Tuesday, 8 March 2016
Turkey allowing terrorists to pass freely but shooting at refugees
Turkish guards routinely shoot at Syrian refugees stranded at the border, a researcher at Amnesty International has told RT, adding that the number of people being shot has recently spiked. According to Andrew Gardner, these cases are far from being isolated.
“There have been many reports of incidents on the border. We collected information on this as early as 2014, when we received many reports of people being shot when they were trying to cross the border irregularly,” Gardner said.
He added that the current situation in war-torn Syria has led to a spike in the number of migrants being assaulted by Turkish border guards.
“Now, the information we received via Syria doctors is that there are reports of two or three people being shot every day trying to cross the border irregularly,” he said.
The researcher also stated that the plight of refugees in Syria has driven many of them into the “hands of smugglers,” or forced them to cross the border at night. According to Gardner, Turkish guards fire shots at refugees based on what they say are safety measures.
“What the Turkish parties have told us is that they don’t know who these people are, that people could be members of armed groups, they could be smugglers,” he said.
Gardner added that the only way to resolve the problem of the migrant flow was to make legal crossing points for refugees on the border with Turkey, and said Ankara “should not have to hold the responsibility for hosting refugees alone.” To alleviate the issue, the researcher urged EU members to accept bigger migrant quotas and advised Russia to accept more refugees from neighboring countries.
Late on Monday, Turkey and the EU struck a “game-changing” deal on resolving the refugee crisis in Europe. EU leaders agreed in principle to an Ankara-proposed plan to deport illegal migrants from Greece to Turkey while resettling the same number of Syrian refugees in the EU. In return, EU leaders promised Ankara an additional €3 billion (US$3.3 billion), hinting that further funding, as well as a speedy decision on a visa-free regime, could be expected.

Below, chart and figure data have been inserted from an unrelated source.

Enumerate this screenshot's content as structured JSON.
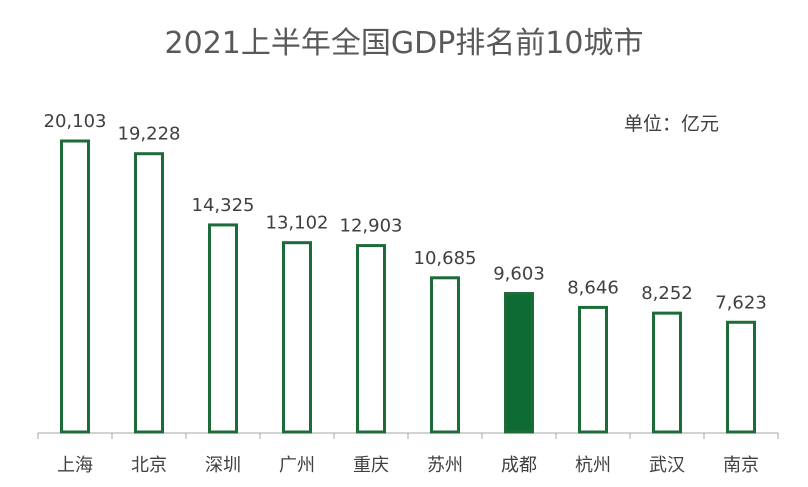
{
  "chart_data": {
    "type": "bar",
    "title": "2021上半年全国GDP排名前10城市",
    "unit_label": "单位：亿元",
    "categories": [
      "上海",
      "北京",
      "深圳",
      "广州",
      "重庆",
      "苏州",
      "成都",
      "杭州",
      "武汉",
      "南京"
    ],
    "values": [
      20103,
      19228,
      14325,
      13102,
      12903,
      10685,
      9603,
      8646,
      8252,
      7623
    ],
    "value_labels": [
      "20,103",
      "19,228",
      "14,325",
      "13,102",
      "12,903",
      "10,685",
      "9,603",
      "8,646",
      "8,252",
      "7,623"
    ],
    "highlight_category": "成都",
    "ylim": [
      0,
      20103
    ],
    "grid": false,
    "xlabel": "",
    "ylabel": "",
    "colors": {
      "bar_outline": "#1e6b3a",
      "highlight_fill": "#0e6b34",
      "axis": "#a6a6a6",
      "text": "#404040"
    }
  }
}
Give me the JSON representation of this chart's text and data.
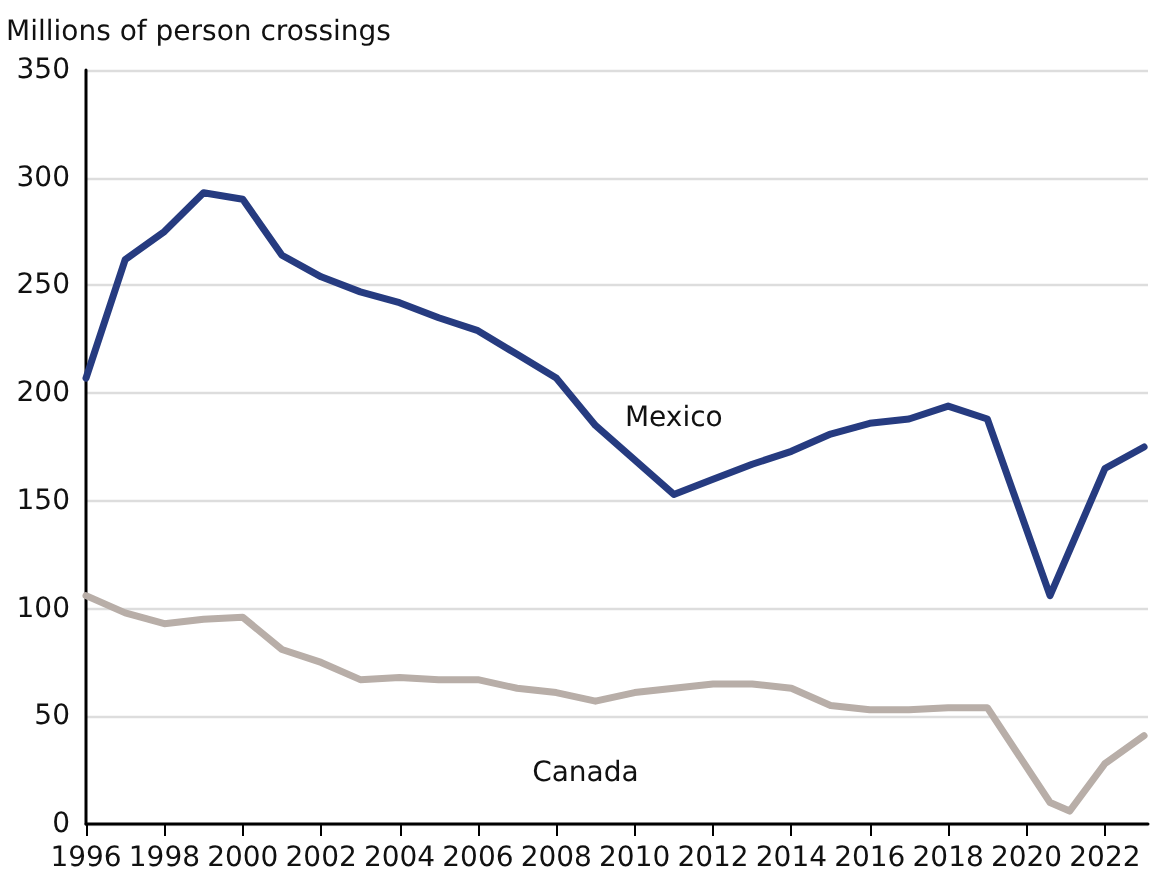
{
  "chart_data": {
    "type": "line",
    "ylabel": "Millions of person crossings",
    "xlim": [
      1996,
      2023.1
    ],
    "xticks": [
      1996,
      1998,
      2000,
      2002,
      2004,
      2006,
      2008,
      2010,
      2012,
      2014,
      2016,
      2018,
      2020,
      2022
    ],
    "ylim": [
      0,
      350
    ],
    "yticks": [
      0,
      50,
      100,
      150,
      200,
      250,
      300,
      350
    ],
    "grid": "y",
    "legend": false,
    "marker": "none",
    "line_style": "solid",
    "series": [
      {
        "name": "Mexico",
        "color": "#263b80",
        "x": [
          1996,
          1997,
          1998,
          1999,
          2000,
          2001,
          2002,
          2003,
          2004,
          2005,
          2006,
          2007,
          2008,
          2009,
          2010,
          2011,
          2012,
          2013,
          2014,
          2015,
          2016,
          2017,
          2018,
          2019,
          2020.6,
          2022,
          2023
        ],
        "values": [
          207,
          262,
          275,
          293,
          290,
          264,
          254,
          247,
          242,
          235,
          229,
          218,
          207,
          185,
          169,
          153,
          160,
          167,
          173,
          181,
          186,
          188,
          194,
          188,
          106,
          165,
          175
        ]
      },
      {
        "name": "Canada",
        "color": "#b8aea8",
        "x": [
          1996,
          1997,
          1998,
          1999,
          2000,
          2001,
          2002,
          2003,
          2004,
          2005,
          2006,
          2007,
          2008,
          2009,
          2010,
          2011,
          2012,
          2013,
          2014,
          2015,
          2016,
          2017,
          2018,
          2019,
          2020.6,
          2021.1,
          2022,
          2023
        ],
        "values": [
          106,
          98,
          93,
          95,
          96,
          81,
          75,
          67,
          68,
          67,
          67,
          63,
          61,
          57,
          61,
          63,
          65,
          65,
          63,
          55,
          53,
          53,
          54,
          54,
          10,
          6,
          28,
          41
        ]
      }
    ]
  }
}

Ankara was reminded, however, that it would have to observe all 72 requirements to enjoy such a regime.
Turkey has stepped up its border security amid pressure from the US, following the November terror attacks in Paris. The US urged Ankara to close its border with Syria to halt the number of fighters seeking to join terrorist groups fighting there.
Damascus has accused Ankara of facilitating the cross-border movement of jihadists, while Moscow has directly accused the family of President Recep Tayyip Erdogan of backing the illegal oil trade with Islamic State (IS, ISIS/ISIL) that involves Syrian and Iraqi oil being smuggling across the Turkish border.
Turkey is said to be hosting more than 2.5 million Syrian refugees.